BLKDISCARD, BLKZEROOUT, BLKDISCARDZEROES, BLKSECDISCARD

Recent Linux has four ioctls related to discarding blocks on block devices: BLKDISCARD, BLKZEROOUT,
BLKDISCARDZEROES, BLKSECDISCARD
. As far as I’m aware these are not documented anywhere, but this posting describes what they do and how to use them. For a good all round introduction to thin provisioning, see Paolo Bonzini’s talk from DevConf (video here).

BLKDISCARD

This is the simplest ioctl. Given a range described as offset and length (both expressed in bytes), this code:

uint64_t range[2] = { offset, length };
ioctl (fd, BLKDISCARD, range);

will tell the underlying block device (fd) that it may discard the blocks which are contained in the given byte range.

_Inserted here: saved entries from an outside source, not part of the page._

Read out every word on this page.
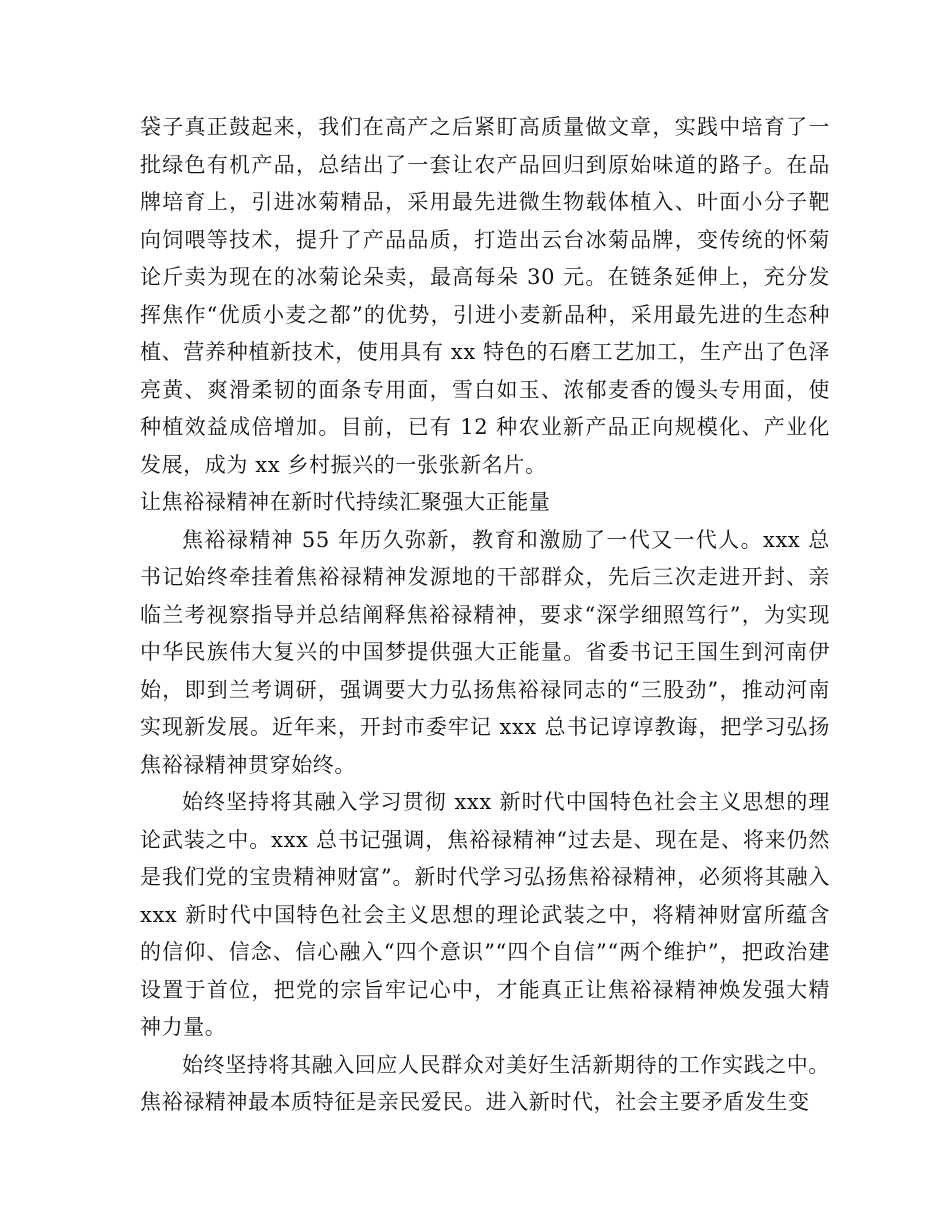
袋子真正鼓起来，我们在高产之后紧盯高质量做文章，实践中培育了一批绿色有机产品，总结出了一套让农产品回归到原始味道的路子。在品牌培育上，引进冰菊精品，采用最先进微生物载体植入、叶面小分子靶向饲喂等技术，提升了产品品质，打造出云台冰菊品牌，变传统的怀菊论斤卖为现在的冰菊论朵卖，最高每朵 30 元。在链条延伸上，充分发挥焦作“优质小麦之都”的优势，引进小麦新品种，采用最先进的生态种植、营养种植新技术，使用具有 xx 特色的石磨工艺加工，生产出了色泽亮黄、爽滑柔韧的面条专用面，雪白如玉、浓郁麦香的馒头专用面，使种植效益成倍增加。目前，已有 12 种农业新产品正向规模化、产业化发展，成为 xx 乡村振兴的一张张新名片。

让焦裕禄精神在新时代持续汇聚强大正能量

焦裕禄精神 55 年历久弥新，教育和激励了一代又一代人。xxx 总书记始终牵挂着焦裕禄精神发源地的干部群众，先后三次走进开封、亲临兰考视察指导并总结阐释焦裕禄精神，要求“深学细照笃行”，为实现中华民族伟大复兴的中国梦提供强大正能量。省委书记王国生到河南伊始，即到兰考调研，强调要大力弘扬焦裕禄同志的“三股劲”，推动河南实现新发展。近年来，开封市委牢记 xxx 总书记谆谆教诲，把学习弘扬焦裕禄精神贯穿始终。

始终坚持将其融入学习贯彻 xxx 新时代中国特色社会主义思想的理论武装之中。xxx 总书记强调，焦裕禄精神“过去是、现在是、将来仍然是我们党的宝贵精神财富”。新时代学习弘扬焦裕禄精神，必须将其融入 xxx 新时代中国特色社会主义思想的理论武装之中，将精神财富所蕴含的信仰、信念、信心融入“四个意识”“四个自信”“两个维护”，把政治建设置于首位，把党的宗旨牢记心中，才能真正让焦裕禄精神焕发强大精神力量。

始终坚持将其融入回应人民群众对美好生活新期待的工作实践之中。焦裕禄精神最本质特征是亲民爱民。进入新时代，社会主要矛盾发生变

The kernel code wants you to pass a range which is aligned to 512 bytes, and there may be further restrictions on the range you can pass which you can find out about by reading /sys/block/disk/queue/discard_alignment, /sys/block/disk/queue/discard_granularity, and /sys/block/disk/queue/discard_max_bytes.

If discard_max_bytes == 0 then discard isn’t supported at all on this device.

Discard is voluntary. The device might ignore it silently. Also what you read back from the discarded blocks might not be zeroes — you might read back stale data or random data (but see below).

BLKZEROOUT

BLKZEROOUT is a bit like BLKDISCARD but it writes zeroes. The code is similar:

uint64_t range[2] = { offset, length };
ioctl (fd, BLKZEROOUT, range);

Again note that offset and length are in bytes, but the kernel wants you to pass a 512-byte aligned range.

As far as I can tell from the implementation, the kernel implements this call itself. There is no help needed from devices, nor any device-specific optimization available.

BLKDISCARDZEROES

I mentioned above that discarded blocks might read back as stale data. However some devices guarantee that discarded blocks read back as zeroes (which means, I assume, that BLKZEROOUT would not be needed on such block devices).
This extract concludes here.